Re: CVS commit: src/external/bsd/dhcpcd/dist/src

[Robert Elz <kre%munnari.OZ.AU@localhost>]

    Date:        Thu, 13 Feb 2020 02:45:44 +0000
    From:        Roy Marples <roy%marples.name@localhost>
    Message-ID:  <adc4f3fd-ebcf-ccd7-9584-11df84723b65%marples.name@localhost>

  | My understanding was if it could be promoted to an int it would be.
  | So it size_t is bigger in bits than uint16_t and int is also bigger then 
  | promotion occurs and we then have signed vs unsigned.

You're right, but I think Joerg is even more right - or I certainly hope so.

The reasoning is that when the uint16_t gets promoted to int, since int
has more bits than the uint16_t the conversion is done by filling the
low 16 bits of the int with the uint16_t value, and zero filling the rest
(that is, value preserving).   You then have a signed int.  But it is
known to be >= 0.   When that is converted to a size_t (unsigned, and
here assumed to be at least as many bits as an int .. similar reasoning
applies if not) the signed int is sign extended to fit the size_t, and then
made unsigned.   "Sign exiended" here means zero fill, as we know the
value must be >= 0 (so the sign bit must be 0).

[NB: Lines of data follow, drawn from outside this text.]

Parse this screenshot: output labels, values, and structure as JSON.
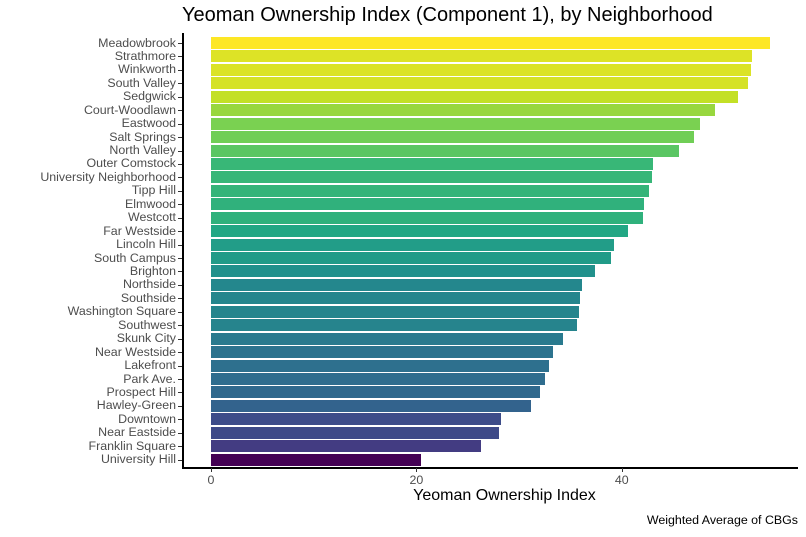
{
  "chart_data": {
    "type": "bar",
    "orientation": "horizontal",
    "title": "Yeoman Ownership Index (Component 1), by Neighborhood",
    "xlabel": "Yeoman Ownership Index",
    "ylabel": "",
    "caption": "Weighted Average of CBGs",
    "xlim": [
      0,
      57
    ],
    "xticks": [
      0,
      20,
      40
    ],
    "grid": false,
    "legend": null,
    "color_scale": "viridis (fill by value)",
    "categories": [
      "Meadowbrook",
      "Strathmore",
      "Winkworth",
      "South Valley",
      "Sedgwick",
      "Court-Woodlawn",
      "Eastwood",
      "Salt Springs",
      "North Valley",
      "Outer Comstock",
      "University Neighborhood",
      "Tipp Hill",
      "Elmwood",
      "Westcott",
      "Far Westside",
      "Lincoln Hill",
      "South Campus",
      "Brighton",
      "Northside",
      "Southside",
      "Washington Square",
      "Southwest",
      "Skunk City",
      "Near Westside",
      "Lakefront",
      "Park Ave.",
      "Prospect Hill",
      "Hawley-Green",
      "Downtown",
      "Near Eastside",
      "Franklin Square",
      "University Hill"
    ],
    "values": [
      54.4,
      52.7,
      52.6,
      52.3,
      51.3,
      49.1,
      47.6,
      47.0,
      45.6,
      43.0,
      42.9,
      42.6,
      42.2,
      42.1,
      40.6,
      39.2,
      38.9,
      37.4,
      36.1,
      35.9,
      35.8,
      35.6,
      34.3,
      33.3,
      32.9,
      32.5,
      32.0,
      31.2,
      28.2,
      28.0,
      26.3,
      20.4
    ]
  }
}
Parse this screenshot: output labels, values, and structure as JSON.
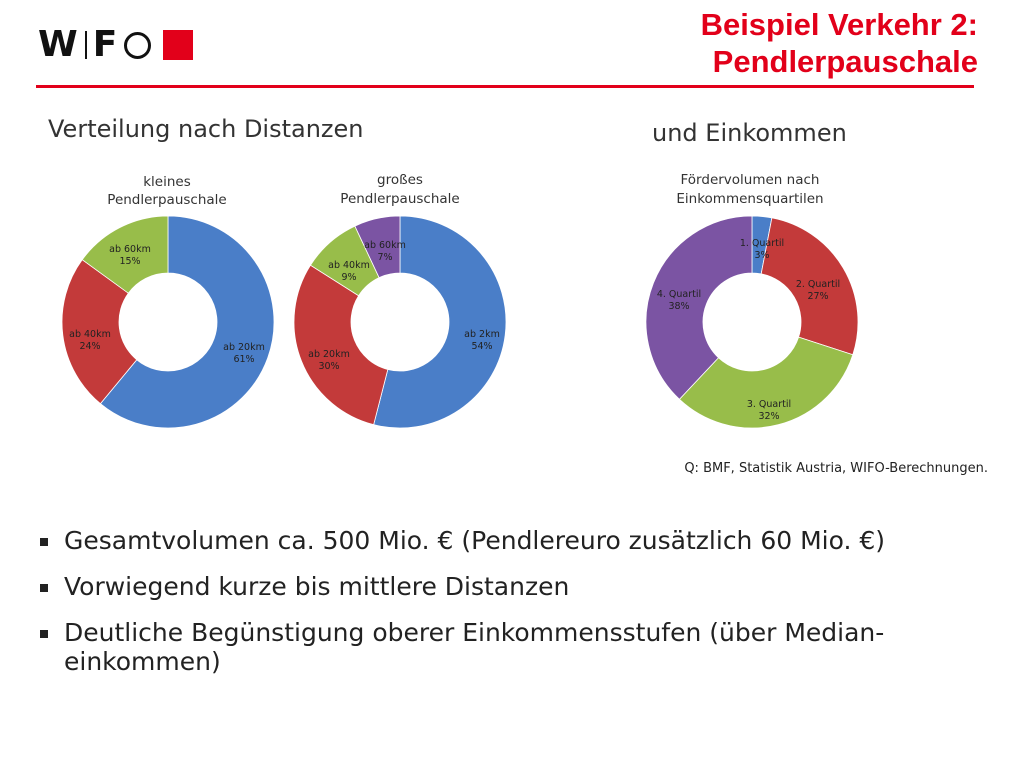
{
  "logo": {
    "text_w": "W",
    "text_f": "F"
  },
  "header": {
    "title_line1": "Beispiel Verkehr 2:",
    "title_line2": "Pendlerpauschale",
    "subtitle_left": "Verteilung nach Distanzen",
    "subtitle_right": "und Einkommen"
  },
  "chart_data": [
    {
      "type": "pie",
      "title": "kleines Pendlerpauschale",
      "slices": [
        {
          "label": "ab 20km",
          "value": 61,
          "display": "61%",
          "color": "#4a7ec8"
        },
        {
          "label": "ab 40km",
          "value": 24,
          "display": "24%",
          "color": "#c33a3a"
        },
        {
          "label": "ab 60km",
          "value": 15,
          "display": "15%",
          "color": "#98bd4a"
        }
      ]
    },
    {
      "type": "pie",
      "title": "großes Pendlerpauschale",
      "slices": [
        {
          "label": "ab 2km",
          "value": 54,
          "display": "54%",
          "color": "#4a7ec8"
        },
        {
          "label": "ab 20km",
          "value": 30,
          "display": "30%",
          "color": "#c33a3a"
        },
        {
          "label": "ab 40km",
          "value": 9,
          "display": "9%",
          "color": "#98bd4a"
        },
        {
          "label": "ab 60km",
          "value": 7,
          "display": "7%",
          "color": "#7b54a3"
        }
      ]
    },
    {
      "type": "pie",
      "title": "Fördervolumen nach Einkommensquartilen",
      "slices": [
        {
          "label": "1. Quartil",
          "value": 3,
          "display": "3%",
          "color": "#4a7ec8"
        },
        {
          "label": "2. Quartil",
          "value": 27,
          "display": "27%",
          "color": "#c33a3a"
        },
        {
          "label": "3. Quartil",
          "value": 32,
          "display": "32%",
          "color": "#98bd4a"
        },
        {
          "label": "4. Quartil",
          "value": 38,
          "display": "38%",
          "color": "#7b54a3"
        }
      ]
    }
  ],
  "source": "Q: BMF, Statistik Austria, WIFO-Berechnungen.",
  "bullets": [
    "Gesamtvolumen ca. 500 Mio. € (Pendlereuro zusätzlich 60 Mio. €)",
    "Vorwiegend kurze bis mittlere Distanzen",
    "Deutliche Begünstigung oberer Einkommensstufen (über Median-einkommen)"
  ],
  "colors": {
    "accent": "#e2001a"
  }
}
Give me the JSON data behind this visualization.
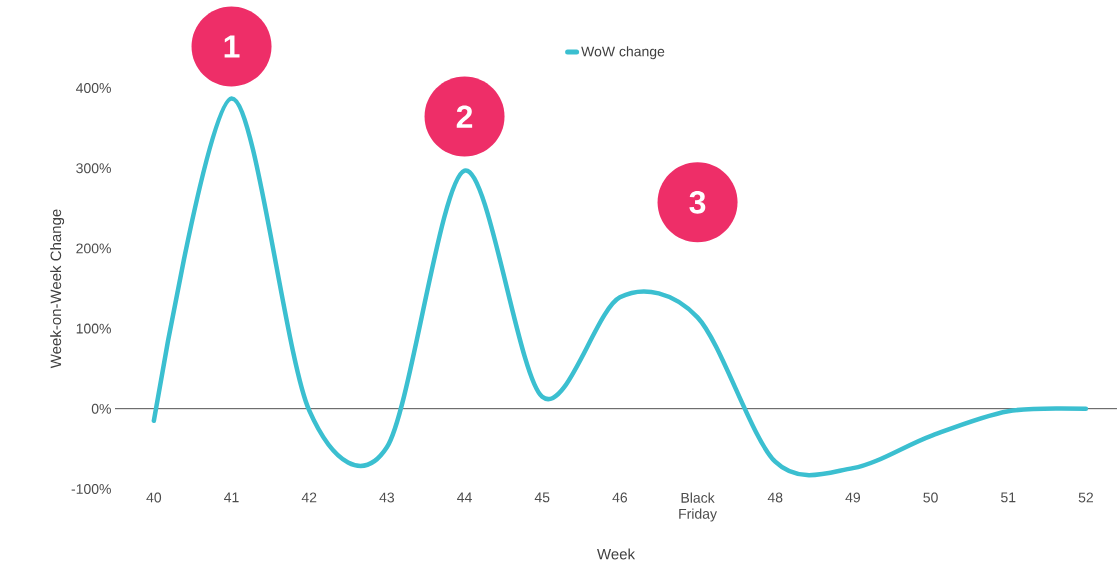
{
  "chart_data": {
    "type": "line",
    "xlabel": "Week",
    "ylabel": "Week-on-Week Change",
    "categories": [
      "40",
      "41",
      "42",
      "43",
      "44",
      "45",
      "46",
      "Black Friday",
      "48",
      "49",
      "50",
      "51",
      "52"
    ],
    "series": [
      {
        "name": "WoW change",
        "color": "#3bbfd0",
        "values": [
          -15,
          387,
          -2,
          -48,
          297,
          15,
          139,
          114,
          -66,
          -74,
          -34,
          -3,
          0
        ]
      }
    ],
    "ylim": [
      -100,
      400
    ],
    "yticks": [
      {
        "value": -100,
        "label": "-100%"
      },
      {
        "value": 0,
        "label": "0%"
      },
      {
        "value": 100,
        "label": "100%"
      },
      {
        "value": 200,
        "label": "200%"
      },
      {
        "value": 300,
        "label": "300%"
      },
      {
        "value": 400,
        "label": "400%"
      }
    ],
    "ref_lines": [
      {
        "axis": "y",
        "value": 0,
        "color": "#000000"
      }
    ],
    "annotations": [
      "1",
      "2",
      "3"
    ],
    "legend": "top",
    "grid": false,
    "marker": "none",
    "line_style": "solid"
  }
}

The only slightly weird case would be if int were 16 bits, but in that case,
a uint16_t would be an unsigned int, and no promotion to int ever happens,
it simply gets promoted directly to size_t.

If I had to guess, I'd say that gcc is losing the "must be >= 0" part of
the conversion from uint16_t to int, and assuming that the int might be
negative, which would be bad for converting to a size_t.

kre